This is what preoccupied me in Greece and Turkey—the feeling of being overwhelmed by humanity, while also being constantly stripped of that feeling. It also bothered me that we moved so quickly, establishing ourselves for only a few days in one location, and then hopping back on a bus or a boat to move on. I wanted to settle down, I wanted to feel people. I feel as though I missed out on life, because as soon as I began to feel it, it was removed, or rather, I was forcibly removed from it. But this also made it possible to experience the relationships forming between people on our trip, in a different way. The bonds that were formed on the trip, the jokes, the laughter, the layer upon layer of discussion, questions, answers, questions, issues, laughter, confusion, and feeling of loss—these were experiences of relationships, too. And it is the intricacies of the trip and the people and the bonds that are inexplicable to friends at home. I can’t even give a small nugget to my mother for her to understand what happened on the trip, even though she begs, “I want to know everything.” Everything? Ha! How can someone explain two weeks, and millions of memories? Impossible.
I appreciated the trip not because of the food, the sites, the photographs, the smells, the music, the traveling, the cultural and linguistic barriers, nor even the memories, but because human beings brought them to me. Owen asked me while sitting in the lobby of the museum in Athens, “What are you passionate about?” “People,” I answered. “Human beings.” Experiences, solely events, don’t add depth to life. It is the human beings who bring about the experiences that add richness. The depth of the human experience is found in others.

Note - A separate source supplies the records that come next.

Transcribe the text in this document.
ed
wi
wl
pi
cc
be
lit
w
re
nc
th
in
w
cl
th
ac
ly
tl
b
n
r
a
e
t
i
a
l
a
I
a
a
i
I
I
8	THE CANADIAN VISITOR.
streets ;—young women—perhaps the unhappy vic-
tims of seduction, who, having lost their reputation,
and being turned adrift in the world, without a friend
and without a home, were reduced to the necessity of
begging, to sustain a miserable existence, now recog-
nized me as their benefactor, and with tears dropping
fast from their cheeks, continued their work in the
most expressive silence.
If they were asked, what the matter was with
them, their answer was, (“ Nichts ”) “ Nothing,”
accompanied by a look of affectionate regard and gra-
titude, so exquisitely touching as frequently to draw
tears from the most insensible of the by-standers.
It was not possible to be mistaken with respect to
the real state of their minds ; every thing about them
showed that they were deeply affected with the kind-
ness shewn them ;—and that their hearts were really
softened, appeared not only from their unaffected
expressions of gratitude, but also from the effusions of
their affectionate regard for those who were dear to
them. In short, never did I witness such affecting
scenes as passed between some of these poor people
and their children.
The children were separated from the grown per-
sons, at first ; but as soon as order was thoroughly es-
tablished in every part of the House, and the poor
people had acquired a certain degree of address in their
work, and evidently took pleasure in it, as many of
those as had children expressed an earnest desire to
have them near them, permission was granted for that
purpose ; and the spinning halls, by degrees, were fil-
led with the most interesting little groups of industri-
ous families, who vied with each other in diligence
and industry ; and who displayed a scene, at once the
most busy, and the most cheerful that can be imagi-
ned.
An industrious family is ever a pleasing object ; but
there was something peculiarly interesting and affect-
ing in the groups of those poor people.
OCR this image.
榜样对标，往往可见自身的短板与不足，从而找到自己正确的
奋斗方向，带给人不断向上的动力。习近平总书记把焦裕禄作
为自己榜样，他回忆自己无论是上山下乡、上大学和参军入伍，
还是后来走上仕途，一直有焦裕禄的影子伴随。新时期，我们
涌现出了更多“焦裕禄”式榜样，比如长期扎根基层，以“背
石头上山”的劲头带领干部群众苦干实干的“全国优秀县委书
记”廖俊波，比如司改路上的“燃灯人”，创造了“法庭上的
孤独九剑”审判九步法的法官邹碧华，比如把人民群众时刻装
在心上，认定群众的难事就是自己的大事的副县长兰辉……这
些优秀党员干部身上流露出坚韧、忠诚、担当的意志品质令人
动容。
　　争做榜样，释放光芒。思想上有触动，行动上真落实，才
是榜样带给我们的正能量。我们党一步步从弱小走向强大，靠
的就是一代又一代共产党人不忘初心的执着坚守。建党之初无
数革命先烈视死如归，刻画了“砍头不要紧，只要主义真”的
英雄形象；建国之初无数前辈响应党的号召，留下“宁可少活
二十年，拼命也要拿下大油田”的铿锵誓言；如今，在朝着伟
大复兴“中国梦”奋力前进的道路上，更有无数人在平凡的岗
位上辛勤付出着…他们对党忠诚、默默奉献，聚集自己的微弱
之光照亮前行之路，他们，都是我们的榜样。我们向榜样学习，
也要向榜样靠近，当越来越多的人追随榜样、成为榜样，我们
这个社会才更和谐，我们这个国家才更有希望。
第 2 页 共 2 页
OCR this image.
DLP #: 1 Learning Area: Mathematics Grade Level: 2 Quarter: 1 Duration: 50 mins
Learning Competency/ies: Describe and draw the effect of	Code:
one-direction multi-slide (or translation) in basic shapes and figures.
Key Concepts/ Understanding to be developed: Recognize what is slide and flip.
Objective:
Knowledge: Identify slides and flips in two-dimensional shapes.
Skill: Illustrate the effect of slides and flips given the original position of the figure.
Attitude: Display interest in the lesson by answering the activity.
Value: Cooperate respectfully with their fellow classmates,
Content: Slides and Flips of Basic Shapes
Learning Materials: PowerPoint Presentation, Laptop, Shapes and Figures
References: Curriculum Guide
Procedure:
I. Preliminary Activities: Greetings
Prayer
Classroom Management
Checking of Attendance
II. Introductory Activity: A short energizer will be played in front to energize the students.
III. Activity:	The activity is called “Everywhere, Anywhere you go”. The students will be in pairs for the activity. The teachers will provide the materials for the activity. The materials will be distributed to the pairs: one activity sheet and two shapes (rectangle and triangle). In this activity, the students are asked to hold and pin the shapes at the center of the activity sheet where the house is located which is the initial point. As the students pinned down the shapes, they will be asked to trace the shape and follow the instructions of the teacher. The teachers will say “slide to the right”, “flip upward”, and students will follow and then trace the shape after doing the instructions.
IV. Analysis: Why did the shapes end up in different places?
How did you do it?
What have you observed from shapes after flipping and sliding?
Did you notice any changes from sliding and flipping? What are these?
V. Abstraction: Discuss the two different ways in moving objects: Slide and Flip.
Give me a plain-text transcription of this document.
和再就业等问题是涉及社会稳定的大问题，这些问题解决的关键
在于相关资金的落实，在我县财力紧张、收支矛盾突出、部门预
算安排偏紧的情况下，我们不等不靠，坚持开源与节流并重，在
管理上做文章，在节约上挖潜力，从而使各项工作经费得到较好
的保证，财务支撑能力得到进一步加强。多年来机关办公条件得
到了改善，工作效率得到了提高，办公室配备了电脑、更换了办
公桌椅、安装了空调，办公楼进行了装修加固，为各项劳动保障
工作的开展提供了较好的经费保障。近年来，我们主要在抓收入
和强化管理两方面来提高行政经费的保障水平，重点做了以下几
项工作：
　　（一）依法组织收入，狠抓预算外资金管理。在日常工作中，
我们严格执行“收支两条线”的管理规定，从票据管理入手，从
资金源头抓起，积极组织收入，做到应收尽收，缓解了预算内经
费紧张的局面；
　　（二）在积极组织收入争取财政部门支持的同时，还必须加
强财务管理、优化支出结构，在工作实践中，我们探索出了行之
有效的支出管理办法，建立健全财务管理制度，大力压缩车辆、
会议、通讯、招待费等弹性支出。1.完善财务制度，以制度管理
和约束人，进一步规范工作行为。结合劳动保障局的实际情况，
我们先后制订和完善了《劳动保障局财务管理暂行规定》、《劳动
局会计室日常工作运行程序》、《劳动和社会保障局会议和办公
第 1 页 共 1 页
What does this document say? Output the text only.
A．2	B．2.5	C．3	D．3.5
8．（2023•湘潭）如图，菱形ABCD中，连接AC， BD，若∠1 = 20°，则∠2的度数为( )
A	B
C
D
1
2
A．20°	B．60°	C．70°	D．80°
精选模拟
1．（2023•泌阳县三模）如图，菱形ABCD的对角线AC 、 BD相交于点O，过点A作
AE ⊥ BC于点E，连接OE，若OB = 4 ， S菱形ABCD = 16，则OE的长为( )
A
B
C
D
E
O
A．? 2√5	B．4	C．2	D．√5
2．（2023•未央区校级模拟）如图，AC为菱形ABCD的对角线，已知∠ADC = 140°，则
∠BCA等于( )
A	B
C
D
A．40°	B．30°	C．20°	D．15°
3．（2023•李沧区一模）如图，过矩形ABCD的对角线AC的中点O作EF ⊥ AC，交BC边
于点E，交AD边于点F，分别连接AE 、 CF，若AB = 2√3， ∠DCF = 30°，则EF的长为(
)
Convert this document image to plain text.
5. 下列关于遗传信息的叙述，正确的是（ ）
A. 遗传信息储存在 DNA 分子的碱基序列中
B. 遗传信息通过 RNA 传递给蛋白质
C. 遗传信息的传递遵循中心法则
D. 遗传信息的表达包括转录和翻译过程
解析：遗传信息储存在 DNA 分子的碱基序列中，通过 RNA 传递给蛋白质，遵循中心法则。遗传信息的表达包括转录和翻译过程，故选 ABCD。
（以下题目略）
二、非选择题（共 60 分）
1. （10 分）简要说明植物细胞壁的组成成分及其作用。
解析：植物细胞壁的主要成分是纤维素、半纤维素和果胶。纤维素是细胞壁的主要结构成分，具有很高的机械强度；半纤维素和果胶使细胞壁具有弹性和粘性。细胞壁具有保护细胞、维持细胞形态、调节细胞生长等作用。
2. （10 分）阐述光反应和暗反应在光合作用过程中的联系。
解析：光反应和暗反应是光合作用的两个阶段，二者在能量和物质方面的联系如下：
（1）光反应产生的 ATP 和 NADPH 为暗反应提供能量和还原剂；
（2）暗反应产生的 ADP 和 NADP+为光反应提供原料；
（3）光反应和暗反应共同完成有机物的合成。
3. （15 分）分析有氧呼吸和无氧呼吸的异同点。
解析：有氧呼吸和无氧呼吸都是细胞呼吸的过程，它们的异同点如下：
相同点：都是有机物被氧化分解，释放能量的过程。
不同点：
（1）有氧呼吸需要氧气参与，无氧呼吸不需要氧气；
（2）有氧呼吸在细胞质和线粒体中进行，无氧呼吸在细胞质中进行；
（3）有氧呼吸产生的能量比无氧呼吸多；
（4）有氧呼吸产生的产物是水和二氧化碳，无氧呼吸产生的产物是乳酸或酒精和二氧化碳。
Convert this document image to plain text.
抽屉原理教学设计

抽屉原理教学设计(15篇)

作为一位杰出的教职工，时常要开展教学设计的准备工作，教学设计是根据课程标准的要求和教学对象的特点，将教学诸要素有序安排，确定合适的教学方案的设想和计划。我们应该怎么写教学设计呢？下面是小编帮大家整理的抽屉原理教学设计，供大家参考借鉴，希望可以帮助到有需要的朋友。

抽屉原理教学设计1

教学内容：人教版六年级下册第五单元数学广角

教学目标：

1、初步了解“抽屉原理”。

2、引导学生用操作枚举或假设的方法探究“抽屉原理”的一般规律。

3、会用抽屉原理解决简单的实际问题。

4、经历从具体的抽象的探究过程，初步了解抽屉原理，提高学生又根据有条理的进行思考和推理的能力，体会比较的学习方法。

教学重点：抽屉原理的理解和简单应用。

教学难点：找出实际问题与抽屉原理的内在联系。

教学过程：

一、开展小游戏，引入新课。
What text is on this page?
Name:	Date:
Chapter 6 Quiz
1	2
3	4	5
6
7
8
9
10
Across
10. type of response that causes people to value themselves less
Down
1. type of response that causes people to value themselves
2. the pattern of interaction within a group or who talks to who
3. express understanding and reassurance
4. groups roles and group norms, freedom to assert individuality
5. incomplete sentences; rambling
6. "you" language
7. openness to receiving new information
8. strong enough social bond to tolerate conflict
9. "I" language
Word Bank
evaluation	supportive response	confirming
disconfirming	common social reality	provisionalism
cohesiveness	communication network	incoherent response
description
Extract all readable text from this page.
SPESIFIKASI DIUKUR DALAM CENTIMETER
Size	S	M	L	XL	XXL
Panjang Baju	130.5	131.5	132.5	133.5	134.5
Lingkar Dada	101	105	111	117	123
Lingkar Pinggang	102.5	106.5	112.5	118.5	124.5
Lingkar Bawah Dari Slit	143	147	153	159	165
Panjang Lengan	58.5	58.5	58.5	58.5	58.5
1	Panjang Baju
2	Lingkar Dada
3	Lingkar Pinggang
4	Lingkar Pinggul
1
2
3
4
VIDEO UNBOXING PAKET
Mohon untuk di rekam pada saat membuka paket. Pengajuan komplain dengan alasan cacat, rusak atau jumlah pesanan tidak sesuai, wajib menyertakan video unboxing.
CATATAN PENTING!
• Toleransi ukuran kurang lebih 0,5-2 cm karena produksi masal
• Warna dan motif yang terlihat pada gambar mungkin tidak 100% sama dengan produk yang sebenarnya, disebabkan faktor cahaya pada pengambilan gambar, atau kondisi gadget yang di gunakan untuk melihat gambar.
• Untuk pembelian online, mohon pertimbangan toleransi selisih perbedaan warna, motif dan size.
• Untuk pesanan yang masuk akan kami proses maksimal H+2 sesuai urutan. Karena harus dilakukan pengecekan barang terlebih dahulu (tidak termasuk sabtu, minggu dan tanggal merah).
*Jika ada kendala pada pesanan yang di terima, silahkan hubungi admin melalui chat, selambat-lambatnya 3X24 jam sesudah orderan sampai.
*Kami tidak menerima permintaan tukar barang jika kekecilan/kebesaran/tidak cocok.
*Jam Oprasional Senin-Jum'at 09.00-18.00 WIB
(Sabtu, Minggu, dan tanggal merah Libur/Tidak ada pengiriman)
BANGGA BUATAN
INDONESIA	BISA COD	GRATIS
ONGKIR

The running commentary on how I now view my development over the past year is incomplete and rushed, to say the least. It is also seemingly out of place for a reflection on Turkey and Greece, as well. This year of my life, all the memories and events, came rushing back to me while we were abroad, though. As I said, to reflect on Turkey and Greece is to reflect on a year of my life. Turkey and Greece provided the right context in which to sit back and sift through myself, or at least to begin sifting. This reflection is incomplete, because I haven’t finished sifting. Who am I kidding? Does one ever finish sifting? These are probably just the preliminary thoughts, preceding more major self-analyzation. Thank God for the trip. Self analyzation is what I needed, and need. And I began it in the company of friends, in a community of trust and like-mindedness, of respect and genuine compassion. Thank you, Dr. Jones, for wisely planting seeds that allowed for such a community. The trip could not have been better.